Amid a terror marked by medieval cruelty, Israel needed a daring diplomatic initiative to link it closer with West and the moderate Arab world in its joint fight against common threats,” she concluded. .
Finance Minister Yair Lapid (Yesh Atid), in his speech to the conference, echoed Livni's comments about the need for a daring diplomatic initiative, saying it was impossible to settle for a situation where there was no “diplomatic vision.
“It can't be that Operation Protective Edge ends with a temporary cease-fire, and we will sit and wait for the next time they fire on us,” he said. “Instead of that we have to first of all restore our relations with the United States.”
Lapid, like Livni , slammed the recent decision to declare 4,000 dunams in Gush Etzion as state land, “without even bothering to inform them [Washington].”
“In normal days I support strengthening the settlement blocs,” he said. “But in my conversations with administration officials I hear the same thing over and over: friends don't act this way with each other.”
He said that instead of fighting with the US, there was a need to go to an international conference where “we will say that Israel's security will always only be in our own hands, but that we are willing to separate from the Palestinians and be part of the coalition fighting Islamic terror.”
“The diplomatic process is stuck,” Lapid said, and the international conference is the only idea on the table. “The prime minister needs to know that if he goes to such a conference he will have a wide political backing from us that will enable him to deal with the handcuffs that the extreme right will try to place on him.”
Lapid said that if anyone thought that along with security and diplomatic paralysis, he would pass a budget that hurts the middle class, then they “do not understand why I entered politics.”
Bennett and Communications Minister Gilad Erdan (Likud) represented the right wing flank of the eight person security cabinet – which both Livni and Lapid are members of.

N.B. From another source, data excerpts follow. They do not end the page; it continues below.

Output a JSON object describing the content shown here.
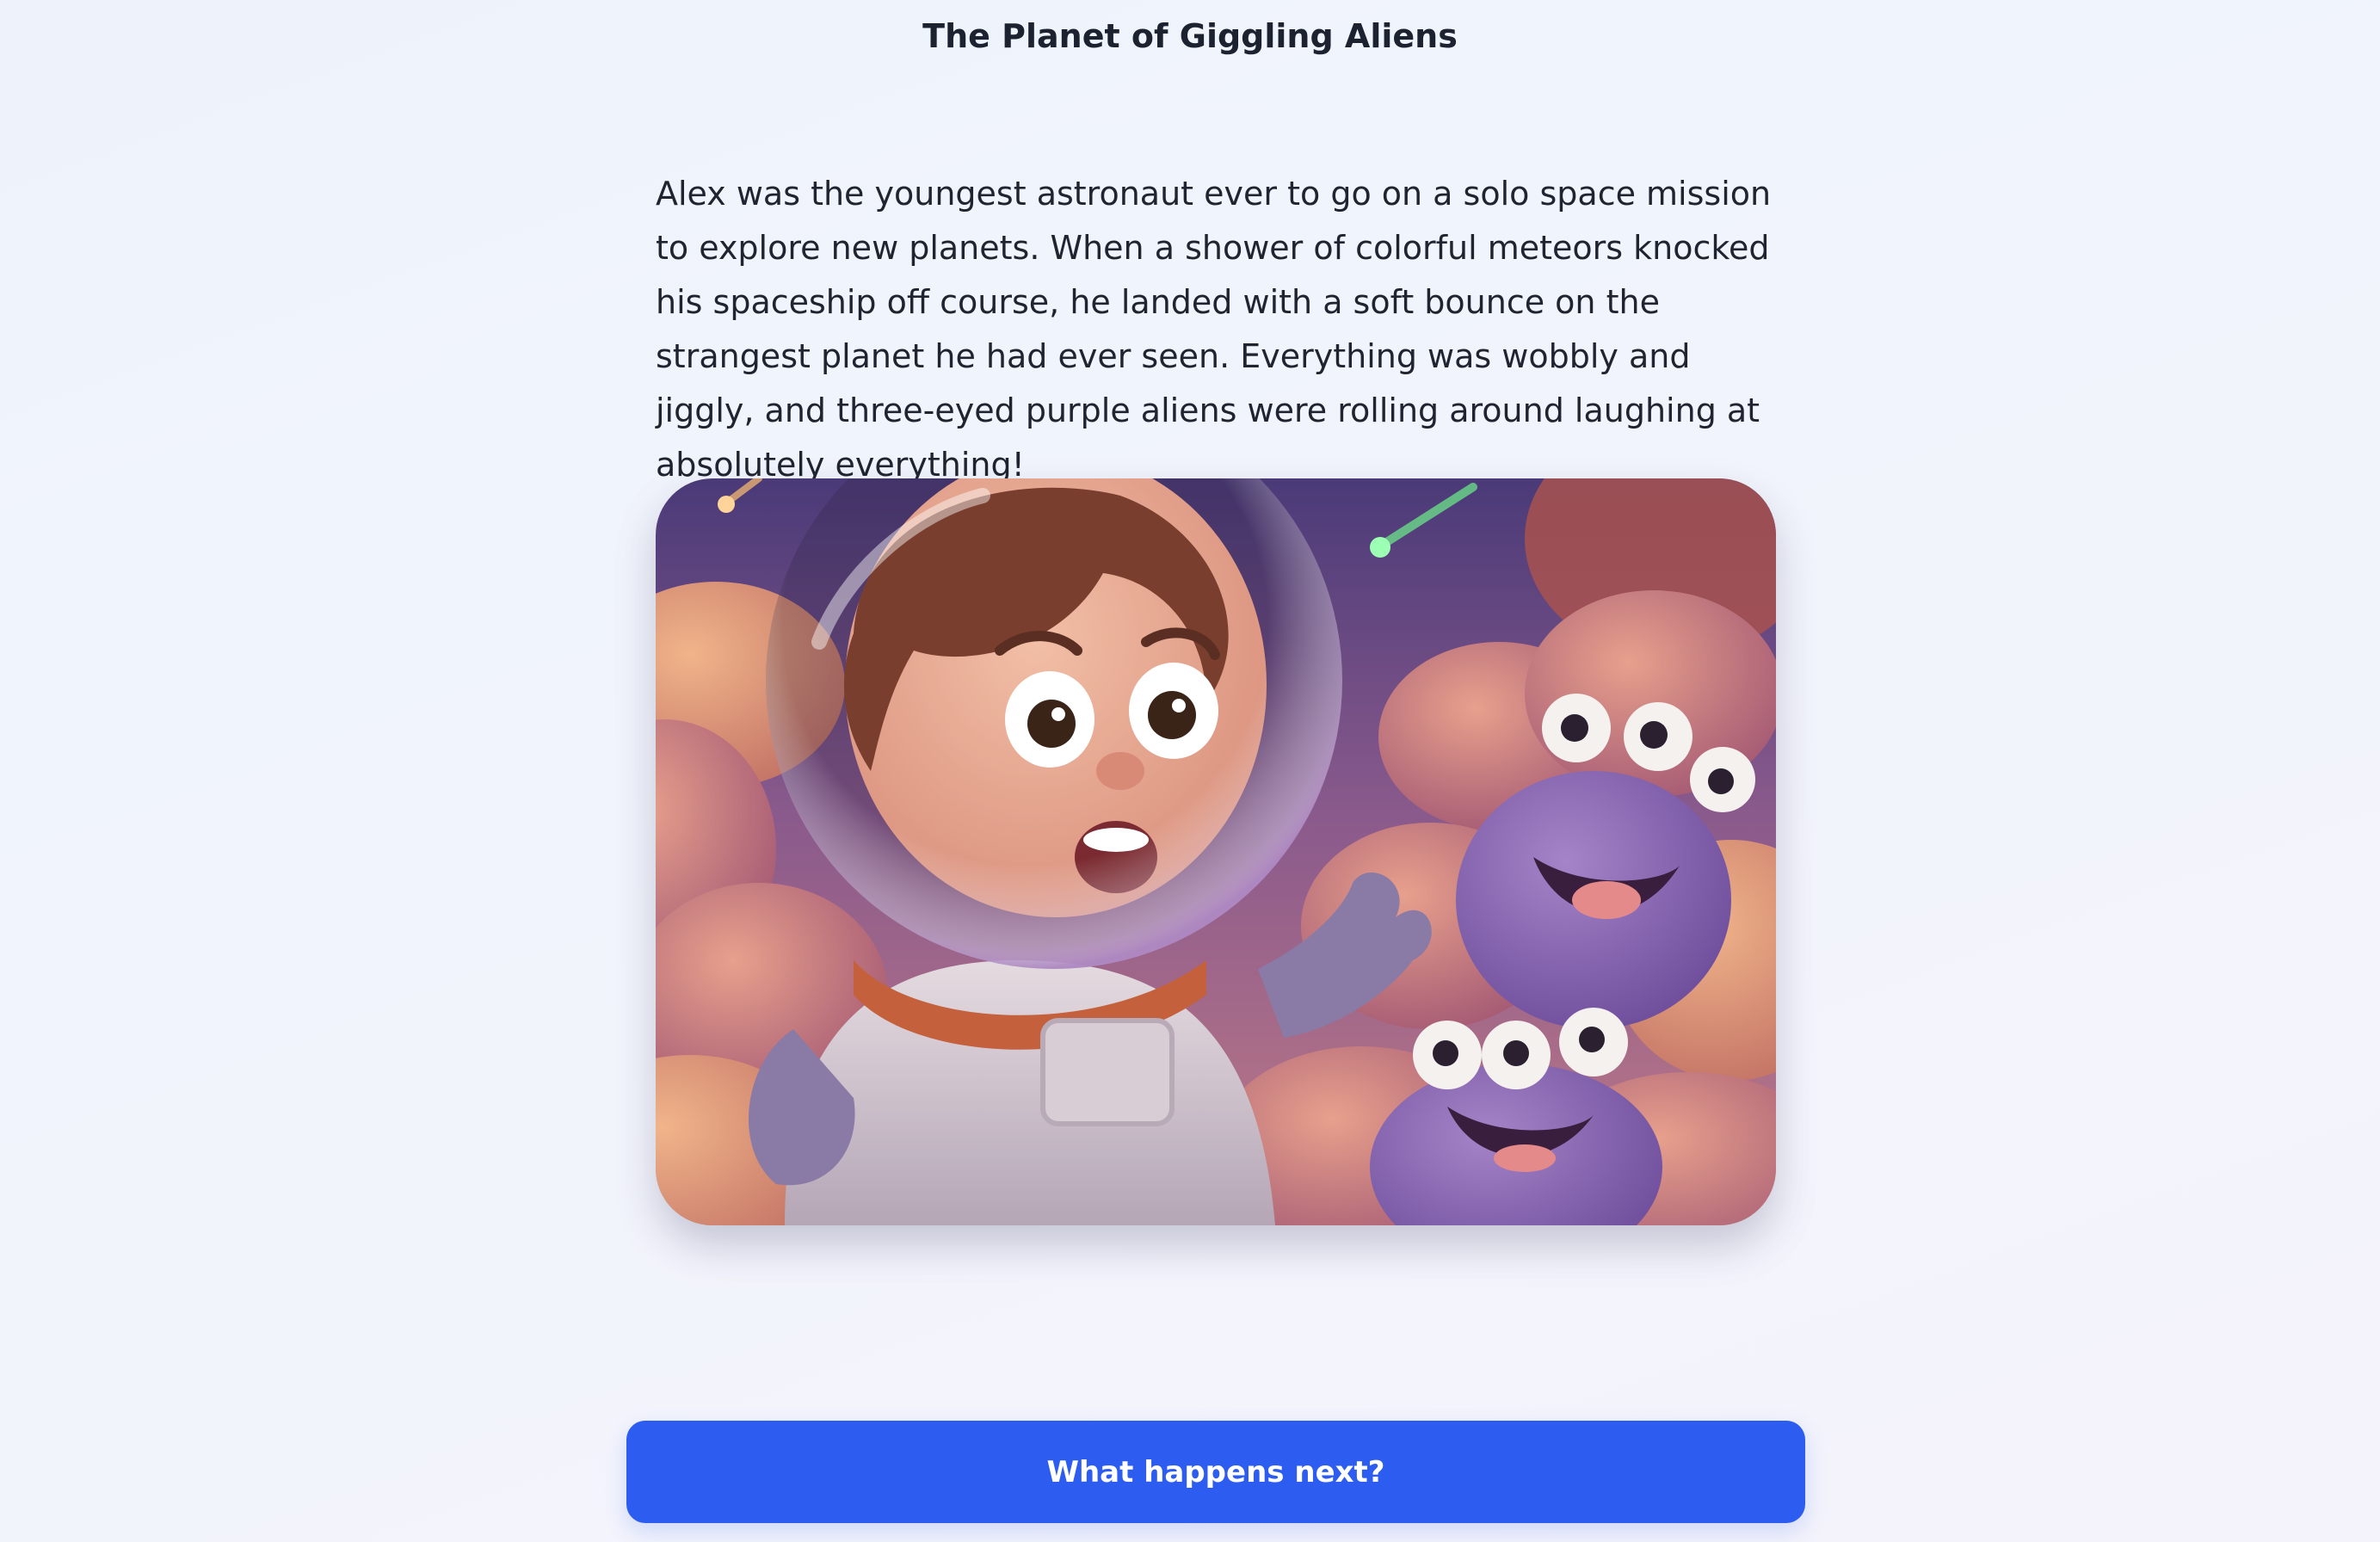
{
  "story": {
    "title": "The Planet of Giggling Aliens",
    "paragraph": "Alex was the youngest astronaut ever to go on a solo space mission to explore new planets. When a shower of colorful meteors knocked his spaceship off course, he landed with a soft bounce on the strangest planet he had ever seen. Everything was wobbly and jiggly, and three-eyed purple aliens were rolling around laughing at absolutely everything!",
    "illustration": "astronaut-boy-with-purple-aliens"
  },
  "actions": {
    "next_label": "What happens next?"
  },
  "colors": {
    "accent": "#2c5cf0",
    "title": "#1c2230",
    "text": "#1f2430",
    "background": "#f0f3fb"
  }
}
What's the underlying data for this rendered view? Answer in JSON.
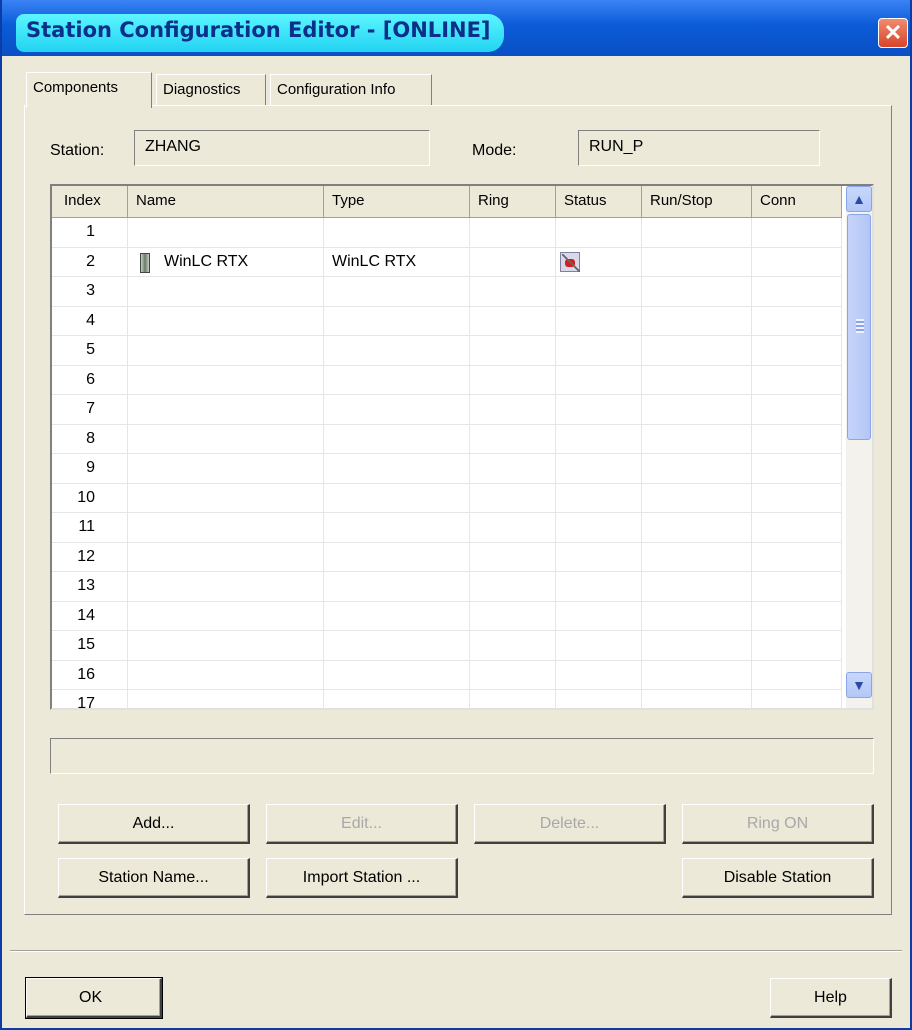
{
  "window": {
    "title": "Station Configuration Editor - [ONLINE]",
    "close_glyph": "✕"
  },
  "tabs": [
    {
      "label": "Components",
      "active": true
    },
    {
      "label": "Diagnostics",
      "active": false
    },
    {
      "label": "Configuration Info",
      "active": false
    }
  ],
  "station": {
    "label": "Station:",
    "value": "ZHANG"
  },
  "mode": {
    "label": "Mode:",
    "value": "RUN_P"
  },
  "table": {
    "columns": [
      "Index",
      "Name",
      "Type",
      "Ring",
      "Status",
      "Run/Stop",
      "Conn"
    ],
    "rows": [
      {
        "index": "1",
        "name": "",
        "type": "",
        "icon": ""
      },
      {
        "index": "2",
        "name": "WinLC RTX",
        "type": "WinLC RTX",
        "icon": "pc-station-icon",
        "status_icon": "status-fault-icon"
      },
      {
        "index": "3"
      },
      {
        "index": "4"
      },
      {
        "index": "5"
      },
      {
        "index": "6"
      },
      {
        "index": "7"
      },
      {
        "index": "8"
      },
      {
        "index": "9"
      },
      {
        "index": "10"
      },
      {
        "index": "11"
      },
      {
        "index": "12"
      },
      {
        "index": "13"
      },
      {
        "index": "14"
      },
      {
        "index": "15"
      },
      {
        "index": "16"
      },
      {
        "index": "17"
      }
    ]
  },
  "buttons": {
    "add": "Add...",
    "edit": "Edit...",
    "delete": "Delete...",
    "ring_on": "Ring ON",
    "station_name": "Station Name...",
    "import_station": "Import Station ...",
    "disable_station": "Disable Station",
    "ok": "OK",
    "help": "Help"
  },
  "colors": {
    "title_bar": "#0b5bd8",
    "title_highlight": "#22d3f2",
    "dialog_bg": "#ece9d8",
    "close_button": "#d8452b"
  }
}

Bennett said he followed the speeches made by some of his government colleagues during the conference, “and I must say that I do not believe what I hear.”
“ I feel as if I am living in the 90s,” Bennett said. “It's not me, the Left lives in the 90's. ISIS is moving in the east, Hezbollah is getting stronger in the north, Hamas is building terror tunnels in the south, and they are continuing with the regular refrain that a Palestinian state will solve all the problems.”
Bennett noted a recent survey in the West Bank that showed that if elections were held there now, 66% of the people would vote for Hamas leader Ismail Haniyeh, and only 25% for PA President Mahmoud Abbas.
“Most of the public in Judea and Samaria want Hamas now,” he said, contrasting that with the Left's desire for Peace Now.
“What Palestinian state are you talking about?” he asked. “How many times can you repeat the same refrain, the same conception. It's like someone sitting on the beach where this is a tsunami, but looking only at his isolated aquarium, and not seeing what is happening around.”
Bennett said that he was ridiculed a few months ago by saying that a Palestinian state would destroy israel's economy, until Ben-Gurion Airport was partially closed for two days during Operation Protective Edge and people began to realize what he was talking about.
“Does anyone still think that it is right to give Palestinians the hills overlooking Ben-Gurion Airport?” he asked. “One mortar a month and we will not have an economy.”
Similar sentiments were articulated by Communications Minister Gilad Erdan (Likud), who said one of the fundamental lessons of the Gaza fighting was that despite efforts over the years to minimize the significance of territory for the country's security, territory does matter.
“From a diplomatic perspective, I think to continue to talk about Palestinian nationalism with the same determination and confidence as was done 10 or 15 years ago is not responsible,” he said.
“We have to change the hard disk, and not lean all the time on the same old solutions,” he said. “I know that not all my colleagues in the government are willing to look at reality as it is.”